Sunday, June 9, 2013

Essential IT Capabilities Of An Accountable Care Organization (ACO)

The Certification Commission for Health Information Technology (CCHIT) recently published a document entitled A Health IT Framework for Accountable Care. The document identifies the following key processes and functions necessary to meet the objectives of an ACO:

  • Care Coordination
  • Cohort Management
  • Patient and Caregiver Relationship Management
  • Clinician Engagement
  • Financial Management
  • Reporting
  • Knowledge Management.

The key to success is a shift to a data-driven healthcare delivery. The following is my assessment of the most critical IT capabilities for ACO success:

  • Comprehensive and standardized care documentation in the form of electronic health records including as a minimum: patients' signs and symptoms, diagnostic tests, diagnoses, allergies, social and familiy history, medications, lab results, care plans, interventions, and actual outcomes. Disease-specific Documentation Templates can support the effective use of automated Clinical Decision Support (CDS). Comprehensive electronic documentation is the foundation of accountability and quality improvement.

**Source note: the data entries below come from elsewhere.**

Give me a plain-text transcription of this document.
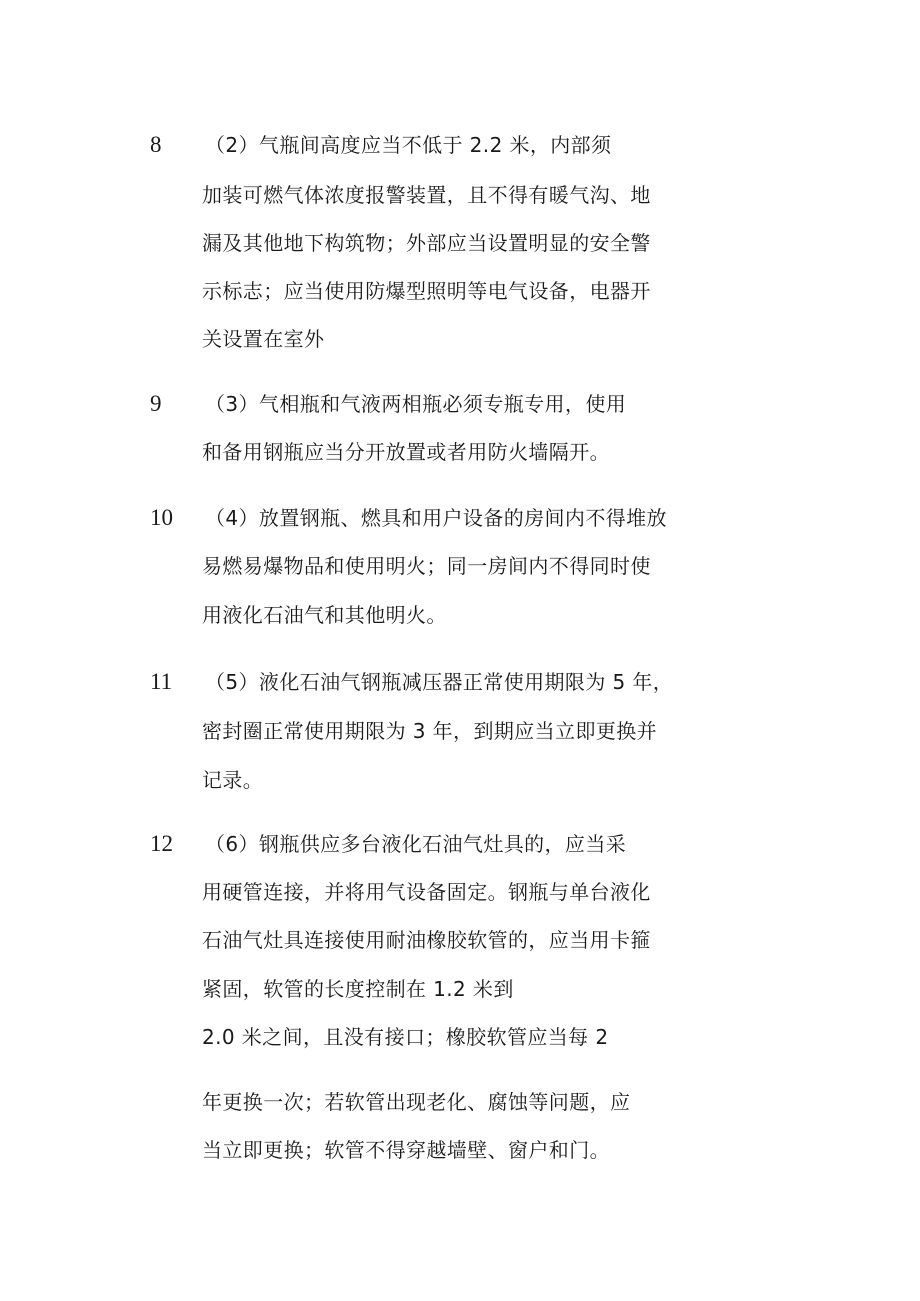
8 （2）气瓶间高度应当不低于 2.2 米，内部须
加装可燃气体浓度报警装置，且不得有暖气沟、地
漏及其他地下构筑物；外部应当设置明显的安全警
示标志；应当使用防爆型照明等电气设备，电器开
关设置在室外
9 （3）气相瓶和气液两相瓶必须专瓶专用，使用
和备用钢瓶应当分开放置或者用防火墙隔开。
10 （4）放置钢瓶、燃具和用户设备的房间内不得堆放
易燃易爆物品和使用明火；同一房间内不得同时使
用液化石油气和其他明火。
11 （5）液化石油气钢瓶减压器正常使用期限为 5 年，
密封圈正常使用期限为 3 年，到期应当立即更换并
记录。
12 （6）钢瓶供应多台液化石油气灶具的，应当采
用硬管连接，并将用气设备固定。钢瓶与单台液化
石油气灶具连接使用耐油橡胶软管的，应当用卡箍
紧固，软管的长度控制在 1.2 米到
2.0 米之间，且没有接口；橡胶软管应当每 2
年更换一次；若软管出现老化、腐蚀等问题，应
当立即更换；软管不得穿越墙壁、窗户和门。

  • Care coordination through the secure electronic exchange and the collaborative authoring of the patient's medical record and care plan (this is referred to as clinical information reconciliation in the CCHIT Framework). This also requires health IT interoperability standards that are easy to use and designed following rigorous and well-defined software engineering practices. Unfortunately, this has not always been the case, resulting in standards that are actually obstacles to interoperability as opposed to enablers of interoperability. Case Management tools used by Medical Homes (a concept popularized by the Patient-Centered Medical Home model) can greatly facilitate collaboration and Care Coordination.

  • Patients' access to and ownership of their electronic health records including the ability to edit, correct, and update their records. Patient portals can be used to increase patients' health literacy with health education resources. Decision aids comparing the benefits and harms of various interventions (Comparative Effectiveness Research) should be available to patients. Patients' health behavior change remains one of the greatest challenges in Healthcare Transformation. mHealth tools have demonstrated their ability to support Patient Activation.

  • Secure communication between patients and their providers. Patients should have the ability to specify with whom, for what purpose, and the kind of medical information they want to share. Patients should have access to an audit trail of all access events to their medical records just as consumers of financial services can obtain their credit record and determine who has inquired about their credit score.

  • Clinical Decision Support (CDS) as well as other forms of cognitive aids such as Electronic Checklists, Data Visualization, Order Sets, Infobuttons, and more advanced Clinical Question Answering (CQA) capabilities (see my previous post entitled Automated Clinical Question Answering: The Next Frontier in Healthcare Informatics). The unaided mind (as Dr. Lawrence Weed, the father of the Problem-Oriented Medical Record calls it) is no longer able to cope with the large amounts of data and knowledge required in clinical decision making today. CDS should be used to implement clinical practice guidelines (CPGs) and other forms of Evidence-Based Medicine (EBM).

    However, the delivery of care should also take into account the unique clinical characteristics of individual patients (e.g., co-morbidities and social history) as well as their preferences, wishes, and values. Standardized Clinical Assessment And Management Plans (SCAMPs) promote care standardization while taking into account patient preferences and the professional judgment of the clinician. CDS should be well integrated with clinical workflows (see my my previous post entitled Addressing Challenges to the Adoption of Clinical Decision Support (CDS) Systems).

  • Predictive risk modeling to identity at-risk populations and provide them with pro-active care including early screening and prevention. For example, predictive risk modeling can help identify patients at risk of hospital re-admission, an important ACO quality measure.

  • Outcomes measurement with an emphasis on patient outcomes in addition to existing process measures. Examples of patient outcome measures include: mortality, functional status, and time to recovery.

  • Clinical Knowledge Management (CKM) to disseminate knowledge throughout the system in order to support a learning health system. The Institute of Medicine (IOM) released a report titled  Digital Infrastructure for the Learning Health System: The Foundation for Continuous Improvement in Health and Health Care. The report describes the learning health system as:

    "delivery of best practice guidance at the point of choice, continuous learning and feedback in both health and health care, and seamless, ongoing communication among participants, all facilitated through the application of IT."

  • Applications of Human Factors research to enable the effective use of technology in clinical settings. Examples include: implementation of usability guidelines to reduce Alert Fatigue in Clinical Decision Support (CDS), Checklists, and Visual Analytics. There are many lessons to be learned from other mission-critical industries that have adopted automation. Following several incidents and accidents related to the introduction of the Glass Cockpit about 25 years ago, Human Factors training known as Cockpit Resource Management (CRM) is now standard practice in the aviation industry.